To get extra particulars concerning the pipeline after it’s submitted, like checking the standing, errors, or parameters of the pipeline, use the next command:

kubectl describe pipeline my-kubernetes-pipeline

To troubleshoot a pipeline run by reviewing extra particulars concerning the run, use the next command:

kubectl describe pipelineexecution my-kubernetes-pipeline-execution

Clear up

Use the next command to delete any pipelines you created:

Use the next command to cancel any pipeline runs you began:

kubectl delete pipelineexecution

Conclusion

On this put up, we introduced an instance of how ML engineers acquainted with Jupyter notebooks and SageMaker environments can effectively work with DevOps engineers acquainted with Kubernetes and associated instruments to design and preserve an ML pipeline with the correct infrastructure for his or her group. This permits DevOps engineers to handle all of the steps of the ML lifecycle with the identical set of instruments and atmosphere they’re used to, which permits organizations to innovate sooner and extra effectively.

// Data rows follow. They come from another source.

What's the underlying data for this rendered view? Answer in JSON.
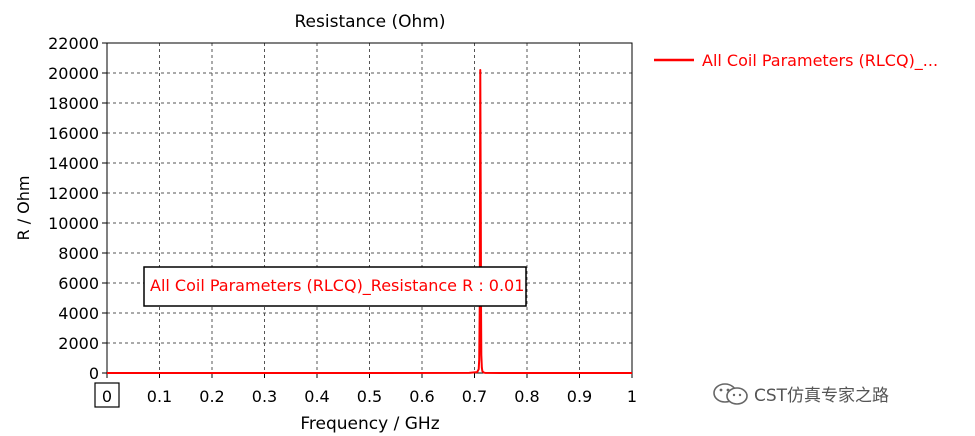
{
  "chart_data": {
    "type": "line",
    "title": "Resistance (Ohm)",
    "xlabel": "Frequency / GHz",
    "ylabel": "R / Ohm",
    "xlim": [
      0,
      1
    ],
    "ylim": [
      0,
      22000
    ],
    "x_ticks": [
      "0",
      "0.1",
      "0.2",
      "0.3",
      "0.4",
      "0.5",
      "0.6",
      "0.7",
      "0.8",
      "0.9",
      "1"
    ],
    "y_ticks": [
      "0",
      "2000",
      "4000",
      "6000",
      "8000",
      "10000",
      "12000",
      "14000",
      "16000",
      "18000",
      "20000",
      "22000"
    ],
    "grid": true,
    "legend_position": "right",
    "series": [
      {
        "name": "All Coil Parameters (RLCQ)_...",
        "color": "#ff0000",
        "x": [
          0,
          0.5,
          0.69,
          0.705,
          0.708,
          0.709,
          0.71,
          0.711,
          0.712,
          0.7125,
          0.713,
          0.714,
          0.715,
          0.717,
          0.72,
          0.75,
          0.9,
          1.0
        ],
        "y": [
          0,
          0,
          5,
          60,
          250,
          900,
          4500,
          20200,
          10500,
          4000,
          1200,
          350,
          120,
          40,
          10,
          2,
          0,
          0
        ]
      }
    ],
    "annotation": "All Coil Parameters (RLCQ)_Resistance R : 0.01",
    "boxed_x_tick": "0"
  },
  "watermark": "CST仿真专家之路"
}
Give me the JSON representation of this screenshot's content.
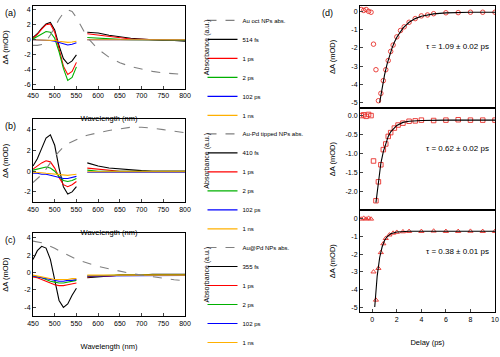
{
  "chart_data": [
    {
      "type": "line",
      "title": "(a)",
      "x_label": "Wavelength (nm)",
      "y_label": "ΔA (mOD)",
      "y2_label": "Absorbance (a.u.)",
      "x": [
        450,
        460,
        470,
        480,
        490,
        500,
        510,
        520,
        530,
        540,
        550,
        560,
        575,
        600,
        625,
        650,
        675,
        700,
        725,
        750,
        775,
        800
      ],
      "xlim": [
        450,
        800
      ],
      "xticks": [
        450,
        500,
        550,
        600,
        650,
        700,
        750,
        800
      ],
      "ylim": [
        -6.5,
        4.5
      ],
      "yticks": [
        -6,
        -4,
        -2,
        0,
        2,
        4
      ],
      "y2lim": [
        0,
        1.05
      ],
      "grid": false,
      "legend": "right",
      "series": [
        {
          "name": "Au oct NPs abs.",
          "color": "#808080",
          "line_style": "dashed",
          "axis": "y2",
          "values": [
            0.55,
            0.55,
            0.56,
            0.6,
            0.68,
            0.78,
            0.88,
            0.96,
            1.0,
            0.98,
            0.9,
            0.8,
            0.65,
            0.5,
            0.4,
            0.33,
            0.28,
            0.25,
            0.22,
            0.2,
            0.19,
            0.18
          ]
        },
        {
          "name": "514 fs",
          "color": "#000000",
          "values": [
            0.3,
            0.8,
            1.5,
            2.1,
            2.3,
            1.3,
            -0.8,
            -2.5,
            -3.2,
            -2.8,
            -2.0,
            null,
            1.0,
            0.9,
            0.6,
            0.4,
            0.2,
            0.1,
            0.0,
            -0.1,
            -0.1,
            -0.2
          ]
        },
        {
          "name": "1 ps",
          "color": "#ff0000",
          "values": [
            0.2,
            0.7,
            1.4,
            2.0,
            2.1,
            1.0,
            -1.2,
            -3.5,
            -4.6,
            -4.2,
            -3.0,
            null,
            0.8,
            0.6,
            0.4,
            0.25,
            0.1,
            0.05,
            0.0,
            -0.05,
            -0.1,
            -0.1
          ]
        },
        {
          "name": "2 ps",
          "color": "#00b000",
          "values": [
            0.1,
            0.4,
            0.8,
            1.1,
            1.0,
            0.2,
            -1.6,
            -3.8,
            -5.4,
            -5.0,
            -3.6,
            null,
            0.3,
            0.2,
            0.1,
            0.05,
            0.0,
            0.0,
            0.0,
            -0.05,
            -0.05,
            -0.05
          ]
        },
        {
          "name": "102 ps",
          "color": "#0000ff",
          "values": [
            0.0,
            0.0,
            0.0,
            0.0,
            -0.1,
            -0.2,
            -0.4,
            -0.6,
            -0.7,
            -0.6,
            -0.4,
            null,
            0.0,
            0.0,
            0.0,
            0.0,
            0.0,
            0.0,
            0.0,
            0.0,
            0.0,
            0.0
          ]
        },
        {
          "name": "1 ns",
          "color": "#ffb000",
          "values": [
            0.0,
            0.0,
            0.0,
            0.0,
            -0.05,
            -0.1,
            -0.2,
            -0.3,
            -0.35,
            -0.3,
            -0.2,
            null,
            0.0,
            0.0,
            0.0,
            0.0,
            0.0,
            0.0,
            0.0,
            0.0,
            0.0,
            0.0
          ]
        }
      ]
    },
    {
      "type": "line",
      "title": "(b)",
      "x_label": "Wavelength (nm)",
      "y_label": "ΔA (mOD)",
      "y2_label": "Absorbance (a.u.)",
      "x": [
        450,
        460,
        470,
        480,
        490,
        500,
        510,
        520,
        530,
        540,
        550,
        560,
        575,
        600,
        625,
        650,
        675,
        700,
        725,
        750,
        775,
        800
      ],
      "xlim": [
        450,
        800
      ],
      "xticks": [
        450,
        500,
        550,
        600,
        650,
        700,
        750,
        800
      ],
      "ylim": [
        -3,
        5
      ],
      "yticks": [
        -2,
        0,
        2,
        4
      ],
      "y2lim": [
        0,
        1.05
      ],
      "grid": false,
      "legend": "right",
      "series": [
        {
          "name": "Au-Pd tipped NPs abs.",
          "color": "#808080",
          "line_style": "dashed",
          "axis": "y2",
          "values": [
            0.25,
            0.3,
            0.35,
            0.42,
            0.5,
            0.58,
            0.64,
            0.7,
            0.74,
            0.77,
            0.8,
            0.82,
            0.85,
            0.88,
            0.91,
            0.93,
            0.95,
            0.95,
            0.94,
            0.92,
            0.9,
            0.88
          ]
        },
        {
          "name": "410 fs",
          "color": "#000000",
          "values": [
            0.5,
            1.2,
            2.2,
            3.2,
            3.5,
            2.5,
            0.3,
            -1.5,
            -2.2,
            -2.0,
            -1.5,
            null,
            0.8,
            0.5,
            0.3,
            0.2,
            0.1,
            0.05,
            0.0,
            0.0,
            0.0,
            0.0
          ]
        },
        {
          "name": "1 ps",
          "color": "#ff0000",
          "values": [
            0.2,
            0.5,
            0.8,
            1.0,
            0.9,
            0.3,
            -0.6,
            -1.3,
            -1.5,
            -1.3,
            -1.0,
            null,
            0.3,
            0.2,
            0.1,
            0.0,
            0.0,
            0.0,
            0.0,
            0.0,
            0.0,
            0.0
          ]
        },
        {
          "name": "2 ps",
          "color": "#00b000",
          "values": [
            0.1,
            0.2,
            0.3,
            0.4,
            0.3,
            0.0,
            -0.5,
            -0.9,
            -1.0,
            -0.9,
            -0.7,
            null,
            0.1,
            0.0,
            0.0,
            0.0,
            0.0,
            0.0,
            0.0,
            0.0,
            0.0,
            0.0
          ]
        },
        {
          "name": "102 ps",
          "color": "#0000ff",
          "values": [
            -0.2,
            -0.2,
            -0.3,
            -0.3,
            -0.4,
            -0.5,
            -0.6,
            -0.7,
            -0.7,
            -0.6,
            -0.5,
            null,
            -0.1,
            -0.1,
            -0.1,
            -0.1,
            -0.1,
            -0.1,
            -0.1,
            -0.1,
            -0.1,
            -0.1
          ]
        },
        {
          "name": "1 ns",
          "color": "#ffb000",
          "values": [
            -0.1,
            -0.1,
            -0.15,
            -0.2,
            -0.25,
            -0.3,
            -0.35,
            -0.4,
            -0.4,
            -0.35,
            -0.3,
            null,
            -0.05,
            -0.05,
            -0.05,
            -0.05,
            -0.05,
            -0.05,
            -0.05,
            -0.05,
            -0.05,
            -0.05
          ]
        }
      ]
    },
    {
      "type": "line",
      "title": "(c)",
      "x_label": "Wavelength (nm)",
      "y_label": "ΔA (mOD)",
      "y2_label": "Absorbance (a.u.)",
      "x": [
        450,
        460,
        470,
        480,
        490,
        500,
        510,
        520,
        530,
        540,
        550,
        560,
        575,
        600,
        625,
        650,
        675,
        700,
        725,
        750,
        775,
        800
      ],
      "xlim": [
        450,
        800
      ],
      "xticks": [
        450,
        500,
        550,
        600,
        650,
        700,
        750,
        800
      ],
      "ylim": [
        -5,
        4.5
      ],
      "yticks": [
        -4,
        -2,
        0,
        2,
        4
      ],
      "y2lim": [
        0,
        1.05
      ],
      "grid": false,
      "legend": "right",
      "series": [
        {
          "name": "Au@Pd NPs abs.",
          "color": "#808080",
          "line_style": "dashed",
          "axis": "y2",
          "values": [
            0.95,
            0.94,
            0.93,
            0.91,
            0.89,
            0.86,
            0.83,
            0.8,
            0.77,
            0.75,
            0.72,
            0.7,
            0.67,
            0.63,
            0.6,
            0.57,
            0.54,
            0.52,
            0.5,
            0.48,
            0.46,
            0.45
          ]
        },
        {
          "name": "355 fs",
          "color": "#000000",
          "values": [
            1.5,
            2.5,
            3.0,
            2.8,
            1.5,
            -1.0,
            -3.2,
            -4.0,
            -3.6,
            -2.6,
            -1.8,
            null,
            -0.6,
            -0.5,
            -0.4,
            -0.3,
            -0.3,
            -0.3,
            -0.2,
            -0.2,
            -0.2,
            -0.2
          ]
        },
        {
          "name": "1 ps",
          "color": "#ff0000",
          "values": [
            -0.5,
            -0.6,
            -0.8,
            -1.0,
            -1.2,
            -1.4,
            -1.5,
            -1.5,
            -1.4,
            -1.3,
            -1.2,
            null,
            -0.5,
            -0.4,
            -0.4,
            -0.3,
            -0.3,
            -0.3,
            -0.3,
            -0.3,
            -0.3,
            -0.3
          ]
        },
        {
          "name": "2 ps",
          "color": "#00b000",
          "values": [
            -0.4,
            -0.5,
            -0.6,
            -0.8,
            -1.0,
            -1.1,
            -1.2,
            -1.2,
            -1.1,
            -1.0,
            -0.9,
            null,
            -0.4,
            -0.35,
            -0.3,
            -0.3,
            -0.3,
            -0.3,
            -0.3,
            -0.3,
            -0.3,
            -0.3
          ]
        },
        {
          "name": "102 ps",
          "color": "#0000ff",
          "values": [
            -0.4,
            -0.5,
            -0.6,
            -0.7,
            -0.8,
            -0.9,
            -1.0,
            -1.0,
            -0.9,
            -0.9,
            -0.8,
            null,
            -0.4,
            -0.4,
            -0.35,
            -0.35,
            -0.35,
            -0.35,
            -0.35,
            -0.35,
            -0.35,
            -0.35
          ]
        },
        {
          "name": "1 ns",
          "color": "#ffb000",
          "values": [
            -0.3,
            -0.4,
            -0.5,
            -0.6,
            -0.7,
            -0.8,
            -0.8,
            -0.8,
            -0.8,
            -0.7,
            -0.7,
            null,
            -0.3,
            -0.3,
            -0.3,
            -0.3,
            -0.3,
            -0.3,
            -0.3,
            -0.3,
            -0.3,
            -0.3
          ]
        }
      ]
    },
    {
      "type": "scatter",
      "title": "(d)",
      "y_label": "ΔA (mOD)",
      "annotations": [
        "τ = 1.09 ± 0.02 ps"
      ],
      "xlim": [
        -1,
        10
      ],
      "ylim": [
        -5.3,
        0.3
      ],
      "yticks": [
        0,
        -1,
        -2,
        -3,
        -4,
        -5
      ],
      "grid": false,
      "tick_labels": "y",
      "series": [
        {
          "type": "scatter",
          "marker": "circle",
          "color": "#e8302a",
          "x": [
            -0.9,
            -0.7,
            -0.5,
            -0.3,
            -0.1,
            0.1,
            0.3,
            0.5,
            0.7,
            0.9,
            1.1,
            1.3,
            1.5,
            1.7,
            2.0,
            2.3,
            2.6,
            3.0,
            3.5,
            4.0,
            4.5,
            5.0,
            6.0,
            7.0,
            8.0,
            9.0,
            10.0
          ],
          "values": [
            0.1,
            0.05,
            0.1,
            0.0,
            -0.05,
            -1.8,
            -3.2,
            -4.9,
            -4.5,
            -3.8,
            -3.2,
            -2.7,
            -2.2,
            -1.85,
            -1.4,
            -1.05,
            -0.85,
            -0.6,
            -0.4,
            -0.25,
            -0.2,
            -0.13,
            -0.08,
            -0.07,
            -0.05,
            -0.05,
            -0.05
          ]
        },
        {
          "type": "line",
          "color": "#000000",
          "x": [
            0.6,
            0.8,
            1.0,
            1.2,
            1.4,
            1.6,
            1.8,
            2.0,
            2.5,
            3.0,
            3.5,
            4.0,
            5.0,
            6.0,
            8.0,
            10.0
          ],
          "values": [
            -5.0,
            -4.17,
            -3.48,
            -2.91,
            -2.43,
            -2.03,
            -1.7,
            -1.42,
            -0.92,
            -0.6,
            -0.4,
            -0.27,
            -0.14,
            -0.085,
            -0.053,
            -0.05
          ]
        }
      ]
    },
    {
      "type": "scatter",
      "y_label": "ΔA (mOD)",
      "annotations": [
        "τ = 0.62 ± 0.02 ps"
      ],
      "xlim": [
        -1,
        10
      ],
      "ylim": [
        -2.5,
        0.2
      ],
      "yticks": [
        {
          "value": 0,
          "label": "0.0"
        },
        -0.5,
        {
          "value": -1,
          "label": "-1.0"
        },
        -1.5,
        {
          "value": -2,
          "label": "-2.0"
        }
      ],
      "grid": false,
      "tick_labels": "y",
      "series": [
        {
          "type": "scatter",
          "marker": "square",
          "color": "#e8302a",
          "x": [
            -0.9,
            -0.7,
            -0.5,
            -0.3,
            -0.1,
            0.1,
            0.3,
            0.5,
            0.7,
            0.9,
            1.1,
            1.3,
            1.5,
            1.8,
            2.1,
            2.5,
            3.0,
            3.5,
            4.0,
            5.0,
            6.0,
            7.0,
            8.0,
            9.0,
            10.0
          ],
          "values": [
            0.0,
            0.02,
            -0.02,
            0.03,
            0.0,
            -1.2,
            -2.25,
            -1.75,
            -1.3,
            -0.9,
            -0.75,
            -0.55,
            -0.45,
            -0.33,
            -0.25,
            -0.2,
            -0.15,
            -0.14,
            -0.12,
            -0.13,
            -0.12,
            -0.11,
            -0.12,
            -0.12,
            -0.12
          ]
        },
        {
          "type": "line",
          "color": "#000000",
          "x": [
            0.3,
            0.5,
            0.7,
            0.9,
            1.1,
            1.3,
            1.5,
            2.0,
            2.5,
            3.0,
            4.0,
            6.0,
            10.0
          ],
          "values": [
            -2.3,
            -1.7,
            -1.26,
            -0.95,
            -0.72,
            -0.55,
            -0.43,
            -0.26,
            -0.18,
            -0.15,
            -0.13,
            -0.12,
            -0.12
          ]
        }
      ]
    },
    {
      "type": "scatter",
      "x_label": "Delay (ps)",
      "y_label": "ΔA (mOD)",
      "annotations": [
        "τ = 0.38 ± 0.01 ps"
      ],
      "xlim": [
        -1,
        10
      ],
      "xticks": [
        0,
        2,
        4,
        6,
        8,
        10
      ],
      "ylim": [
        -5.3,
        0.5
      ],
      "yticks": [
        0,
        -1,
        -2,
        -3,
        -4,
        -5
      ],
      "grid": false,
      "series": [
        {
          "type": "scatter",
          "marker": "triangle",
          "color": "#e8302a",
          "x": [
            -0.9,
            -0.7,
            -0.5,
            -0.3,
            -0.1,
            0.1,
            0.3,
            0.5,
            0.7,
            0.9,
            1.1,
            1.4,
            1.7,
            2.0,
            2.5,
            3.0,
            4.0,
            5.0,
            6.0,
            7.0,
            8.0,
            9.0,
            10.0
          ],
          "values": [
            0.0,
            0.05,
            0.0,
            0.05,
            0.0,
            -3.0,
            -4.6,
            -2.8,
            -1.9,
            -1.4,
            -1.1,
            -0.9,
            -0.8,
            -0.75,
            -0.72,
            -0.7,
            -0.7,
            -0.68,
            -0.7,
            -0.7,
            -0.69,
            -0.7,
            -0.7
          ]
        },
        {
          "type": "line",
          "color": "#000000",
          "x": [
            0.2,
            0.4,
            0.6,
            0.8,
            1.0,
            1.2,
            1.5,
            2.0,
            3.0,
            10.0
          ],
          "values": [
            -5.0,
            -3.24,
            -2.2,
            -1.59,
            -1.22,
            -1.01,
            -0.84,
            -0.74,
            -0.7,
            -0.7
          ]
        }
      ]
    }
  ]
}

Discover the GitHub repository for ACK and the SageMaker controller to start out managing your ML operations with Kubernetes.

In regards to the Authors

Pratik Yeole is a Senior Options Architect working with world clients, serving to clients construct value-driven options on AWS. He has experience in MLOps and containers domains. Outdoors of labor, he enjoys time with associates, household, music, and cricket.

Felipe Lopez is a Senior AI/ML Specialist Options Architect at AWS. Previous to becoming a member of AWS, Felipe labored with GE Digital and SLB, the place he centered on modeling and optimization merchandise for industrial functions.